Turkish Paralympic powerlifter (born 1990)

Sibel Çam (born 4 July 1990) is a Turkish Paralympic powerlifter who competes in the -73 kg division.

== Sport career ==
Çam started powerlifting at the age of 22 after she became aware of the sport through a retired wrestling coach. She prepared her home living room as a training area, and exercised for competitions with the help of his father. She competes in the -73 kg division. She is a member of Konya Meram Belediyesi Sport Club, where she is coached by Arif Kıran.

Çam competed at the 2016 World Para Powerlifting Games in Rio de Janeiro, Brazil.

At the 2017 Word Para Powerlifting Junior Championships in Mexico City, Mexico, she ranked fourth.

Çam captured the gold medal at the 2018 World Para Powerlifting European Open Championships in Berck-su-Mér, France.

She won the silver medal at the 2019 World Para Powerlifting Championships in Nur Sultan, Kazakhstan after lifting 124 kg.

Çam participated at the 2020 Summer Paralympics in Tokyo, Japan.

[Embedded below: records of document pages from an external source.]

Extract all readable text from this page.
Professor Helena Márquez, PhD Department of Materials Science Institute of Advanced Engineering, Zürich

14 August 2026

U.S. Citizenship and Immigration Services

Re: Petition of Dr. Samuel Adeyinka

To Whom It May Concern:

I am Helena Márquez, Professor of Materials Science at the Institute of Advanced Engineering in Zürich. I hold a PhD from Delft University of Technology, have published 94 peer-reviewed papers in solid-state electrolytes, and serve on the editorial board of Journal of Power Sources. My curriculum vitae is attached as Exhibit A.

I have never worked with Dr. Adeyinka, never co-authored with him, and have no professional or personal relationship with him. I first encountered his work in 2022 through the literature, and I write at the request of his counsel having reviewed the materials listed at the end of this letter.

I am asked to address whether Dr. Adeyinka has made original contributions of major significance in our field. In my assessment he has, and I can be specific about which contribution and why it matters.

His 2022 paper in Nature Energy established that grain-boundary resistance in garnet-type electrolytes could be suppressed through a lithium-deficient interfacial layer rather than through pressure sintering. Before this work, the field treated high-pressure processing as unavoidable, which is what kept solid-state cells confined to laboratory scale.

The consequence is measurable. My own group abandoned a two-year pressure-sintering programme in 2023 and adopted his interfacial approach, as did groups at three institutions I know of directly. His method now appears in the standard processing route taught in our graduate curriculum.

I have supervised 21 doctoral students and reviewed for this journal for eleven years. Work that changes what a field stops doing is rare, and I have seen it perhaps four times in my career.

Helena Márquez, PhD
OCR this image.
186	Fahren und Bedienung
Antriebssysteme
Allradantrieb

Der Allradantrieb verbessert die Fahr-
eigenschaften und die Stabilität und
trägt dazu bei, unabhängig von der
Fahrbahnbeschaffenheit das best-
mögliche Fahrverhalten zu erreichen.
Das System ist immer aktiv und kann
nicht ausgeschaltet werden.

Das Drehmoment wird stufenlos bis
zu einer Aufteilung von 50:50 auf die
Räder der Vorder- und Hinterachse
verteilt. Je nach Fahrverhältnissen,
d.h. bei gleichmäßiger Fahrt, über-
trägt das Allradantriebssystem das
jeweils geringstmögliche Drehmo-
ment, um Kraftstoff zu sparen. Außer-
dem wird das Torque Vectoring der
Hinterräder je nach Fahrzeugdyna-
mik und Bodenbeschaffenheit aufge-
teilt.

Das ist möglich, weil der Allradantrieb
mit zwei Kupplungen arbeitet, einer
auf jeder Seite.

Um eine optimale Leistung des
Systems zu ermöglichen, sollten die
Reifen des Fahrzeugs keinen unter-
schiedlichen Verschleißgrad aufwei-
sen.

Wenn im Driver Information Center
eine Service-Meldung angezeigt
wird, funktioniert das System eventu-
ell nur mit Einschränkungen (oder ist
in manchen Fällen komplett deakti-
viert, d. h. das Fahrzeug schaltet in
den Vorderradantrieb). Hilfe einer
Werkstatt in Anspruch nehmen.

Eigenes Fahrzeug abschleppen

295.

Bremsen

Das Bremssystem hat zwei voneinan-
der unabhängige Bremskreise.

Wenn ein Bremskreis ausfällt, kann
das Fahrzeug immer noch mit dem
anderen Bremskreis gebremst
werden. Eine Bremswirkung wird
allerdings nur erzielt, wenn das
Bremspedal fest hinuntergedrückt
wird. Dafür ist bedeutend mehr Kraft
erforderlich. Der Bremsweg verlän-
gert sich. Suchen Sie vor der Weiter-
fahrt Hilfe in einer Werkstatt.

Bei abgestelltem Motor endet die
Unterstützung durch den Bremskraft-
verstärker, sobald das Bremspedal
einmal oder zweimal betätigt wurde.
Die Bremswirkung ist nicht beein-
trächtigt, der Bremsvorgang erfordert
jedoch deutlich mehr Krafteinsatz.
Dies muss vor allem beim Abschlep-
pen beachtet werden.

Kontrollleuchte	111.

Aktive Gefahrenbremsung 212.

She failed to achieve any result.

Çam captured the gold medal at the 2022 European Open Championships in Tbilisi, Georgia.

At the 2024 Para Powerlifting World Cup, she took the silver medal in Dubai, United Arab Emirates, and the bronze medal in Sharm El Sheikh, Egypt. These results enabled her to receive a quota for participation at the Summer Paralympics in Paris, France.

== Personal life ==
Sibel Çam was born in Cihanbeyli district of Konya Province, central Turkey on 4 July 1990. She lived with her parents in a village before the family moved to Konya. At the age of 13, she became ill. She was diagnosed with transverse myelitis, a spinal cord paralysis due to viral infection. Applied physical therapy did not help, so she became walking disabled, and has to use wheelchair. The family lived in an apartment without an elevator on the second floor. Her mother had to carry her on back the stairs down when she was to go out.